Quick Comparison Chart
This chart summarizes where MiniMax M2.7 fits best compared to nearby options.
Recommended Use by Task Type
Demo or Real‑World Example
This demo shows how you might use MiniMax M2.7 to fix a real bug in a web service through an API‑driven workflow.
Scenario
You have a backend service with a failing integration test after a change in the payment module. You want an agent that can read the test failure, inspect code, and propose a patch that passes tests.
Step 1: Collect Inputs
- Gather the failing test output, including stack trace and error message.
- Export the main payment service file and any helper modules that touch the payment logic.
- Note database schema details and external API constraints that the code must respect.
Step 2: Design the Prompt
Prepare a structured prompt for M2.7 that includes:
- A short task description: “Find and fix the bug that breaks this payment test.”
- The failing test log.
- The content of the payment service file and any related modules.
M2.7 has been shown to read surrounding files and understand dependencies before writing fixes, which aligns with this task style.
Step 3: Send the Request
Through your chat‑completion client:
- Set the system message to define the role, such as “You are a senior backend engineer who writes safe, tested changes.”
- Put the combined logs and code into the user message, marked with clear sections.
- Limit
max_tokensto a safe value for cost while leaving enough room for explanations and patches.
Step 4: Review the Response
M2.7 should:
- Explain what caused the failure based on the stack trace and code path.
- Point to the exact function or block that needs adjustment.
- Propose a patch with code changes and sometimes new tests.
You then:
- Apply the patch in a feature branch.
- Run tests in your CI or local environment.
- If tests still fail, send new logs back to M2.7 for another iteration.
This loop mirrors the workflows behind benchmarks like SWE‑Pro and Terminal Bench, where the model edits code and uses tests as feedback.
Step 5: Automate with an Agent Harness
For repeatable use:
- Wrap this process in a small agent script that:
- Calls M2.7 with logs and code.
- Applies edits to files.
- Runs tests and collects output.
- Store run history to track which prompts and patches lead to stable fixes.
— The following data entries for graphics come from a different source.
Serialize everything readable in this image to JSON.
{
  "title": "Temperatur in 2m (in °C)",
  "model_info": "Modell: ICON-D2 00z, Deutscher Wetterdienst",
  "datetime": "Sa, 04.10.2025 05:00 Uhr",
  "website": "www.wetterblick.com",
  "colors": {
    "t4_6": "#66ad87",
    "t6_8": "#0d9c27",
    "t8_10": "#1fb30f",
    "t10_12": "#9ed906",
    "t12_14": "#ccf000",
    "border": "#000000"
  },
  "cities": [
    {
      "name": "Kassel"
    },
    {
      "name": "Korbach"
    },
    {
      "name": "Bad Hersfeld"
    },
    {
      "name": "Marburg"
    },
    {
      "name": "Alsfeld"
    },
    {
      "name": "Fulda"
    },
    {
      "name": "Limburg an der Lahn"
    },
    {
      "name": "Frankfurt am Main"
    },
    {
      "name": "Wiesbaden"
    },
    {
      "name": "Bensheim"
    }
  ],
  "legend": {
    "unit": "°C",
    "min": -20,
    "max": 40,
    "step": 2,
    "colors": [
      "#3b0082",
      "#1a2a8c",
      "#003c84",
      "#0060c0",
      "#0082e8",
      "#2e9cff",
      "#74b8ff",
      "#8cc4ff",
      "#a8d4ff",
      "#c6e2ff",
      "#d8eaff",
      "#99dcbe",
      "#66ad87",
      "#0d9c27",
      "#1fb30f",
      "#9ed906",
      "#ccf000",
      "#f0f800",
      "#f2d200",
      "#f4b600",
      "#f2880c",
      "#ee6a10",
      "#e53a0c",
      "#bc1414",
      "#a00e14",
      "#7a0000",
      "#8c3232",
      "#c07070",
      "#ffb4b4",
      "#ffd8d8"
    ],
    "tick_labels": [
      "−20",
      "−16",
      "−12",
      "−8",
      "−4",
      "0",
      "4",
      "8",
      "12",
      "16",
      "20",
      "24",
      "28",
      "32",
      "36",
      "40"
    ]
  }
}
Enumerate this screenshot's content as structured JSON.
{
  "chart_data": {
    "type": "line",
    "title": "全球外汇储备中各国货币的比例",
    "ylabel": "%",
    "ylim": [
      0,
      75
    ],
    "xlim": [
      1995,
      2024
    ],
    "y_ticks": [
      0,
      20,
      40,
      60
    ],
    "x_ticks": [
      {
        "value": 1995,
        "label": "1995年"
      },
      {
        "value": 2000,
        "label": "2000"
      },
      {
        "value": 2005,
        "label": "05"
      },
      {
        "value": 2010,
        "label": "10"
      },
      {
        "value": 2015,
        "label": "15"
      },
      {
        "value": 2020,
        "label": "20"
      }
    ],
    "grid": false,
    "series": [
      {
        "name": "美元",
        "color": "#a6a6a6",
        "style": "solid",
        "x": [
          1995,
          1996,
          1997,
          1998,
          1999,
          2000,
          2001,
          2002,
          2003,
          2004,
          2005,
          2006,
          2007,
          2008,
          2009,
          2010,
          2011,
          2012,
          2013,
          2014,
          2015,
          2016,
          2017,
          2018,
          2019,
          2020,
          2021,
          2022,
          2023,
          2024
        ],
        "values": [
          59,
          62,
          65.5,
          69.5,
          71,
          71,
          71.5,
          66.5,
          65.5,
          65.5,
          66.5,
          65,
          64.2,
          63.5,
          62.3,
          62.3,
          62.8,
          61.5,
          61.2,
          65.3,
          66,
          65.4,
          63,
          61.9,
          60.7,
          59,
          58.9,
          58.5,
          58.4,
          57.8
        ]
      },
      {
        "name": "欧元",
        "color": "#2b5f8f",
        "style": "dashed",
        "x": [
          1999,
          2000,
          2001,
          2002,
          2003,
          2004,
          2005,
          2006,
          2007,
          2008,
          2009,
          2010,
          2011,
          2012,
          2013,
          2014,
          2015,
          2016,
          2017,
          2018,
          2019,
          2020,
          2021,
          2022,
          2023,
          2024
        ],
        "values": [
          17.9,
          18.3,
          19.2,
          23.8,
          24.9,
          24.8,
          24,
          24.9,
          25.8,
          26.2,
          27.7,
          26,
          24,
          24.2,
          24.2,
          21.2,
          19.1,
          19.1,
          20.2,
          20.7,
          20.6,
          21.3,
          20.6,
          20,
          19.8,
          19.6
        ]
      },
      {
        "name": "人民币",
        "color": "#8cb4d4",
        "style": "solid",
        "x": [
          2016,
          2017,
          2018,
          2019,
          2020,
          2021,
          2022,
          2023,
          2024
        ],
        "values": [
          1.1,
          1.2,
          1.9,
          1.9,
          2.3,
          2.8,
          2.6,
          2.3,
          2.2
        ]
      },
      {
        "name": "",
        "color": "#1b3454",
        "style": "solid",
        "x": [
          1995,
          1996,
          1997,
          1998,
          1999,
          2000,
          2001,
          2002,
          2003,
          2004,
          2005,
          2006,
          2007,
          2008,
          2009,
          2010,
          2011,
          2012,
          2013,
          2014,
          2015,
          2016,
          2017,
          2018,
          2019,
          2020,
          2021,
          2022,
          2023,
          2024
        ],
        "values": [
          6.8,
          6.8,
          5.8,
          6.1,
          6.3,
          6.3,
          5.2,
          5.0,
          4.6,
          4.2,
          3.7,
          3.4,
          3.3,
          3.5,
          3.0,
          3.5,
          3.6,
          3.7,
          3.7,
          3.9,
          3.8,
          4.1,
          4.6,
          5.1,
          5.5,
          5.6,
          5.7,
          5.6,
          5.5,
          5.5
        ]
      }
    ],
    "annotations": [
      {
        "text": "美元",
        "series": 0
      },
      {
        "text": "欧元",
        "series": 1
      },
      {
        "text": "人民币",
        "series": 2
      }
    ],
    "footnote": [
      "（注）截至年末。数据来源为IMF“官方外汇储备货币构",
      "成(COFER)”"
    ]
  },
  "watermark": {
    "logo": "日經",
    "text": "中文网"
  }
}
MiniMax’s own harness work and MMClaw tests show that M2.7 handles multi‑step agent plans with high skill adherence, so this approach maps well to its strengths.
Conclusion
MiniMax M2.7 targets developers and teams that need strong coding agents, tool use, and office automation at a moderate price per token.
Its benchmark scores on SWE‑Pro, PinchBench, and other evaluations show that it sits close to premium closed models in many real tasks.
If your main need is deep analysis across large codebases or complex workflows, M2.7 is a strong candidate to test in your stack.
FAQ
1. Is MiniMax M2.7 open source?
No, MiniMax M2.7 is accessed through cloud APIs, not through fully open weights you can host yourself.
2. Can I use M2.7 for general chat?
Yes, but the model focuses on coding, agents, and productivity tasks, so it shines most in structured workflows rather than small talk.
3. How expensive is M2.7 compared to Claude Opus?
M2.7 costs about 0.30 USD per 1M input tokens and 1.20 USD per 1M output tokens, while Claude Opus 4.6 costs 5.00 and 25.00 USD for the same amounts.
4. Does M2.7 support long documents and big codebases?
Yes, it supports a context window around 204,800 tokens, which fits large repositories and long reports in a single session.
5. Where should I start if I just want to try it?
Use the MiniMax free tier or a playground like AI SDK or Puter.js, set MiniMax-M2.7 as the model, and try a small coding or document task.